Fleming l’a découverte par hasard, en étudiant la moisissure : le jeune joueur bianconero risquait de moisir sur le banc et figurait sur la liste des joueurs à céder, puis deux matchs en tant que titulaire ont tout changé. Il y a 40 ans, Naples avait lui aussi déniché en Serie B le principe actif qui lui a permis de remporter son premier titre de champion : il s’agissait de Francesco Romano, l’un des favoris de Maradona
Il risquait de moisir sur le banc, en attendant d’être cédé en janvier. Au lieu de cela, presque par hasard, après la blessure de Conceiçao, on a découvert que Fabio Miretti était l’ingrédient actif idéal pour guérir la Juventus. J’ai utilisé le mot « moisir » exprès. Alexander Fleming a découvert la pénicilline presque par hasard, en étudiant la moisissure. L’histoire avance aussi ainsi, en trébuchant sur l’imprévu, et le football aussi. Il y a exactement 40 ans, Naples a déniché en Serie B (à Triestina) l’ingrédient actif qui a donné naissance à son premier titre de champion : Francesco Romano. Après le départ de Pecci, Ottavio Bianchi a envisagé Falcao, Barbas… Il lui fallait un homme de fond derrière le trio Ma-Gi-Ca. Lors du mercato d’hiver, il a choisi ce petit bouclé formé à Milan. Un joueur de Serie B… Mais même la moisissure ne semblait pas être le point de départ d’une invention historique. Maradona est tout de suite tombé sous le charme de l’intelligence tactique de Romano, qu’il appelait Tota, comme sa mère. C’était le petit mécanisme, caché dans le boîtier, qui faisait fonctionner la montre de luxe.
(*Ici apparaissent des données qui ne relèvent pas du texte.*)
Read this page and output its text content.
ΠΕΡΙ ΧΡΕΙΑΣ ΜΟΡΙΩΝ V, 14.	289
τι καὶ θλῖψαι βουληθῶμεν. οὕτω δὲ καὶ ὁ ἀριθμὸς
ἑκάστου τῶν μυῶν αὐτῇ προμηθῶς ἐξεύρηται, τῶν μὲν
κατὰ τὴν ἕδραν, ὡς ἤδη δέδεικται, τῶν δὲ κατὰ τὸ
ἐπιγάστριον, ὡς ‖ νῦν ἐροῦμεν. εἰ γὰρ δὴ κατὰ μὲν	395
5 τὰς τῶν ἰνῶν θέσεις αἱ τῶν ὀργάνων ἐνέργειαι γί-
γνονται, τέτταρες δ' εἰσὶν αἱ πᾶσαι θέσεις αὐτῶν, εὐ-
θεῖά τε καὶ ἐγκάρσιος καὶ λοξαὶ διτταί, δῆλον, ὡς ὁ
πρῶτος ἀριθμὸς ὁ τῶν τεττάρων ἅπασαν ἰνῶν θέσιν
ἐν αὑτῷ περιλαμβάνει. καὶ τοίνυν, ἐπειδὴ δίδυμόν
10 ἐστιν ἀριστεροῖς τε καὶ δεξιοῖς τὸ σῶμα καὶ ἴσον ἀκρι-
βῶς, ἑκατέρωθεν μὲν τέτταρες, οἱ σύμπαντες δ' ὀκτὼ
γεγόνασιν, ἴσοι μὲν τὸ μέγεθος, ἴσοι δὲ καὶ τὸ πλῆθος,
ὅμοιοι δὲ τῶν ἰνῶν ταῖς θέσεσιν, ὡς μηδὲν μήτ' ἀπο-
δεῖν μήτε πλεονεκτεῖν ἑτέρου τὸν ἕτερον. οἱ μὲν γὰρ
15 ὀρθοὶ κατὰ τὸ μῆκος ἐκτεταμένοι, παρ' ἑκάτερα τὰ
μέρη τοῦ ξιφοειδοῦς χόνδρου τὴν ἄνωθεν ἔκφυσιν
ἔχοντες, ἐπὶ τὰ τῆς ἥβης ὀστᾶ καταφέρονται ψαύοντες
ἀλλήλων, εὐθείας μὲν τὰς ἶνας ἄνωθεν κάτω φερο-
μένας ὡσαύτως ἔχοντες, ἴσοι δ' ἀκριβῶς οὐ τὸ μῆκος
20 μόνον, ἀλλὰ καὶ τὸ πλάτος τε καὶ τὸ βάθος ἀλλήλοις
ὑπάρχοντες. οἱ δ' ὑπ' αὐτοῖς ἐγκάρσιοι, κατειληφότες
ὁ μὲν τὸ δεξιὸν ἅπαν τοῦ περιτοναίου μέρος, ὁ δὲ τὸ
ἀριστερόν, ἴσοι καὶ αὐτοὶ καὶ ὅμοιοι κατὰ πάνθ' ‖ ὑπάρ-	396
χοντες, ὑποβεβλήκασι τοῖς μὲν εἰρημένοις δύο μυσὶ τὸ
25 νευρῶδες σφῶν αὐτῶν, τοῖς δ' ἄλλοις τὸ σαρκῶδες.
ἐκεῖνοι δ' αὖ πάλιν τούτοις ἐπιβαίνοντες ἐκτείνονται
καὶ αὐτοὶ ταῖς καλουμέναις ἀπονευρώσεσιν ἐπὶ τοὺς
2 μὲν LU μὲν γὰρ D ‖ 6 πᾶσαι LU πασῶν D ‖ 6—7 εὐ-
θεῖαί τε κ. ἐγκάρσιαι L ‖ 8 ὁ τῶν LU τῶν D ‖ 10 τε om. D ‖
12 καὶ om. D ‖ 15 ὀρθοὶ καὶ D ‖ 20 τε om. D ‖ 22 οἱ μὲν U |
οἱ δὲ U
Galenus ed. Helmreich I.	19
Et c’est ainsi que Miretti se retrouve aux côtés d’un autre numéro 10 (Yildiz), lui aussi arrivé en cours de saison. Le lien technique qui manquait entre le milieu de terrain et l’attaque. Ni Locatelli, qui manque de finesse dans la finition, ni McKennie, un attaquant de profondeur, ne pouvaient remplir ce rôle. Miretti a le sens du timing pour s’insérer (but contre Sassuolo) et la verve pour dicter (passe décisive contre la Cremonese). Deux matchs en tant que titulaire pour se retirer du marché des transferts. Il est le symbole de la Juve de Spalletti qui a remis la qualité technique au pouvoir, après le triste triptyque allegrien et les difficultés qui ont suivi. Miretti est-il un atout pour le titre ? Il est trop tôt pour le dire. Mais que celui qui l’exclut d’ores et déjà jette la première pierre.